Meine Eltern führten ein offenes Haus, besonders ausländische
Akademiker und Künstler gingen tagsüber ein und aus. Zu unseren
nahen Freunden zählten wir den drahtigen, amüsant bissigen britischen
Vizekonsul Charles Stewart Watkinson, genannt Cheeky, Georg Strasser, einen
charmanten, geistreichen ungarisch-jüdischen Chemiker und seine Frau
Ilona, eine Cellistin von ungemein spritziger, wenngleich sehr launischer
Wesensart sowie die zarte, sehr hübsche amerikanische Geigerin, Mary
Ann Culmer, die sich nach der Konzertreife für Violine auf das Dirigentenexamen
vorbereitete. Mary Ann hatte stets knallrot geschminkte Lippen, die sie
häufig mit Hilfe ihres Taschenspiegels nachzog. Mutter begleitete
sie mitunter auf unserem Blüthner Flügel und verstand es, ihr
heftiges Lampenfieber etwas zu dämpfen. Cheeky und Onkel Strasser
nahmen uns derweil in die berühmten Leipziger Cafehäuser Felsche
und Hennersdorf oder zum Schwimmen in das mondäne Ipa-Bad mit; solche
Abwechslung genossen wir sehr. Und wir hörten englische und amerikanische
Schlager, die in Deutschland verboten waren.

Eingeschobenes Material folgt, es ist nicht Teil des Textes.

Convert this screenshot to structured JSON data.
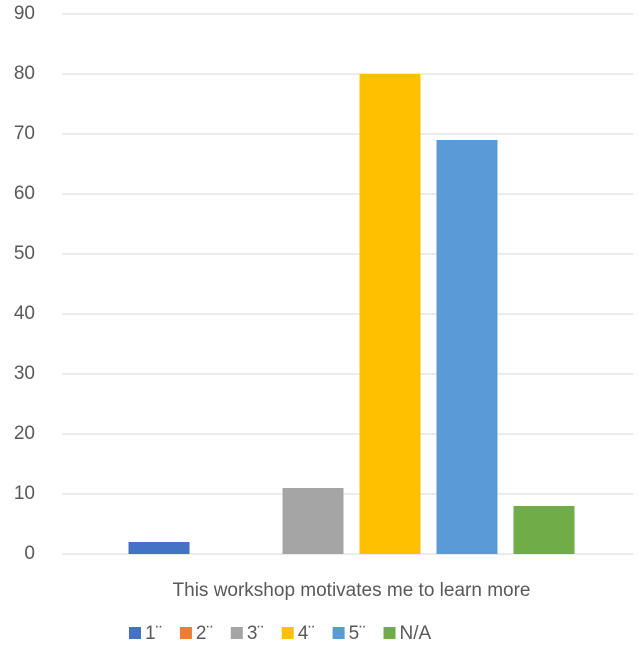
{
  "chart_data": {
    "type": "bar",
    "categories": [
      "This workshop motivates me to learn more"
    ],
    "series": [
      {
        "name": "1¨",
        "color": "#4472c4",
        "values": [
          2
        ]
      },
      {
        "name": "2¨",
        "color": "#ed7d31",
        "values": [
          0
        ]
      },
      {
        "name": "3¨",
        "color": "#a5a5a5",
        "values": [
          11
        ]
      },
      {
        "name": "4¨",
        "color": "#ffc000",
        "values": [
          80
        ]
      },
      {
        "name": "5¨",
        "color": "#5b9bd5",
        "values": [
          69
        ]
      },
      {
        "name": "N/A",
        "color": "#70ad47",
        "values": [
          8
        ]
      }
    ],
    "ylim": [
      0,
      90
    ],
    "yticks": [
      0,
      10,
      20,
      30,
      40,
      50,
      60,
      70,
      80,
      90
    ],
    "grid": true,
    "legend": "bottom"
  }
}
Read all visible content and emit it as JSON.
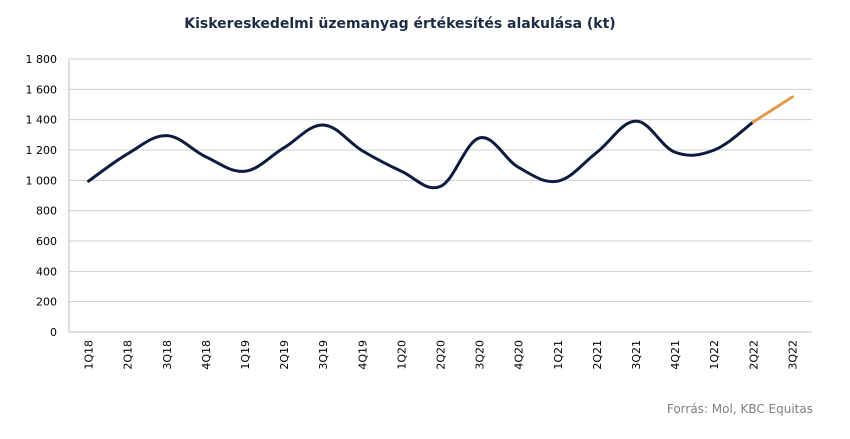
{
  "chart_data": {
    "type": "line",
    "title": "Kiskereskedelmi üzemanyag értékesítés alakulása (kt)",
    "xlabel": "",
    "ylabel": "",
    "categories": [
      "1Q18",
      "2Q18",
      "3Q18",
      "4Q18",
      "1Q19",
      "2Q19",
      "3Q19",
      "4Q19",
      "1Q20",
      "2Q20",
      "3Q20",
      "4Q20",
      "1Q21",
      "2Q21",
      "3Q21",
      "4Q21",
      "1Q22",
      "2Q22",
      "3Q22"
    ],
    "ylim": [
      0,
      1800
    ],
    "ytick_labels": [
      "0",
      "200",
      "400",
      "600",
      "800",
      "1 000",
      "1 200",
      "1 400",
      "1 600",
      "1 800"
    ],
    "ytick_values": [
      0,
      200,
      400,
      600,
      800,
      1000,
      1200,
      1400,
      1600,
      1800
    ],
    "grid": true,
    "legend": "none",
    "series": [
      {
        "color": "#0d1b3e",
        "values": [
          995,
          1175,
          1295,
          1155,
          1060,
          1215,
          1365,
          1195,
          1060,
          960,
          1280,
          1085,
          995,
          1185,
          1390,
          1185,
          1200,
          1385,
          null
        ]
      },
      {
        "color": "#e39b4f",
        "values": [
          null,
          null,
          null,
          null,
          null,
          null,
          null,
          null,
          null,
          null,
          null,
          null,
          null,
          null,
          null,
          null,
          null,
          1385,
          1550
        ]
      }
    ]
  },
  "source": "Forrás: Mol, KBC Equitas"
}
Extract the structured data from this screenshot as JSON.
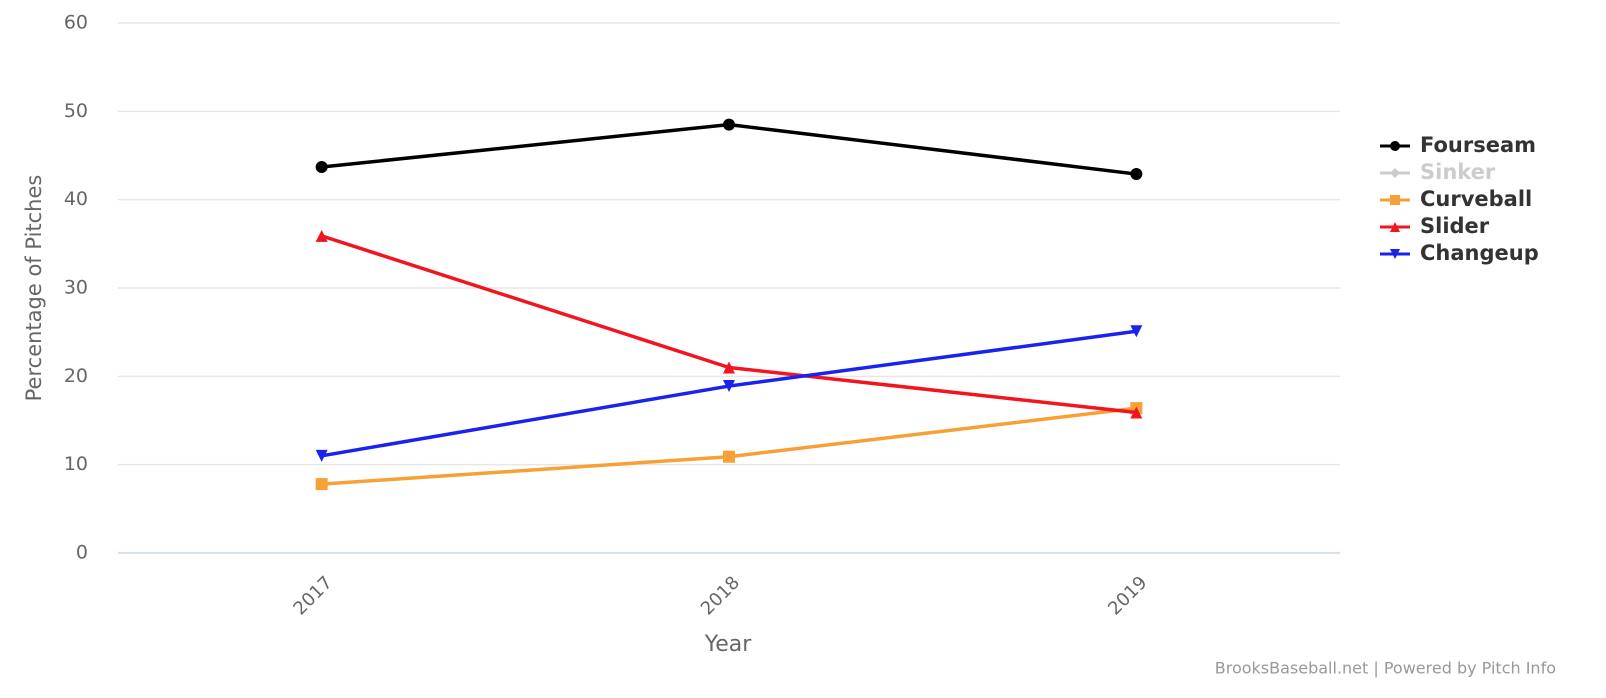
{
  "chart_data": {
    "type": "line",
    "y_label": "Percentage of Pitches",
    "x_label": "Year",
    "credit": "BrooksBaseball.net | Powered by Pitch Info",
    "categories": [
      "2017",
      "2018",
      "2019"
    ],
    "series": [
      {
        "name": "Fourseam",
        "color": "#000000",
        "symbol": "circle",
        "visible": true,
        "values": [
          43.7,
          48.5,
          42.9
        ]
      },
      {
        "name": "Sinker",
        "color": "#cccccc",
        "symbol": "diamond",
        "visible": false,
        "values": [
          null,
          null,
          null
        ]
      },
      {
        "name": "Curveball",
        "color": "#f7a035",
        "symbol": "square",
        "visible": true,
        "values": [
          7.8,
          10.9,
          16.4
        ]
      },
      {
        "name": "Slider",
        "color": "#f2141f",
        "symbol": "triangle",
        "visible": true,
        "values": [
          35.9,
          21.0,
          15.9
        ]
      },
      {
        "name": "Changeup",
        "color": "#1a22ee",
        "symbol": "triangle-down",
        "visible": true,
        "values": [
          11.0,
          18.9,
          25.1
        ]
      }
    ],
    "ylim": [
      0,
      60
    ],
    "yticks": [
      0,
      10,
      20,
      30,
      40,
      50,
      60
    ],
    "grid": true,
    "legend": "right"
  }
}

Mehrmals im Jahr und vor Weihnachten gaben meine Eltern größere
Teeeinladungen für ausländische Akademiker der Universität.
In fünf Zimmern waren größere und kleinere Tische gedeckt.
Wir Kinder durften dabei sein, servieren helfen und mit Hausmusik und ungeachtet
der Mißbilligung seitens der Nazis im Advent mit einem Krippenspiel
zum Programm beitragen.
Kurz vor dem Krieg hatten wir von Onkel Gustav, der bei AGFA in Wolfen
den Farbfilm entwickelt hatte, das Heidehaus übernommen. Der elegant
gestaltete, jedoch keineswegs winterfeste und technischen Komfort entbehrende
Holzbungalow lag in der Dübener Heide, einem waldigen Naturschutzgebiet
zwischen Bitterfeld und Wittenberg mit Badeseen, Sandstränden und
vielen wilden Beeren und Pilzen. Es gab nur Petroleumlampen, keine Elektrizität,
das Wasser mußten wir 100 m entfernt beim Nachbarn holen und das
gewisse Häuschen mit Eimer stand entfernt am Zaun. Gekocht wurde mit
einem Spirituskocher oder auf dem winzigen Herd mit einer Feuerstelle.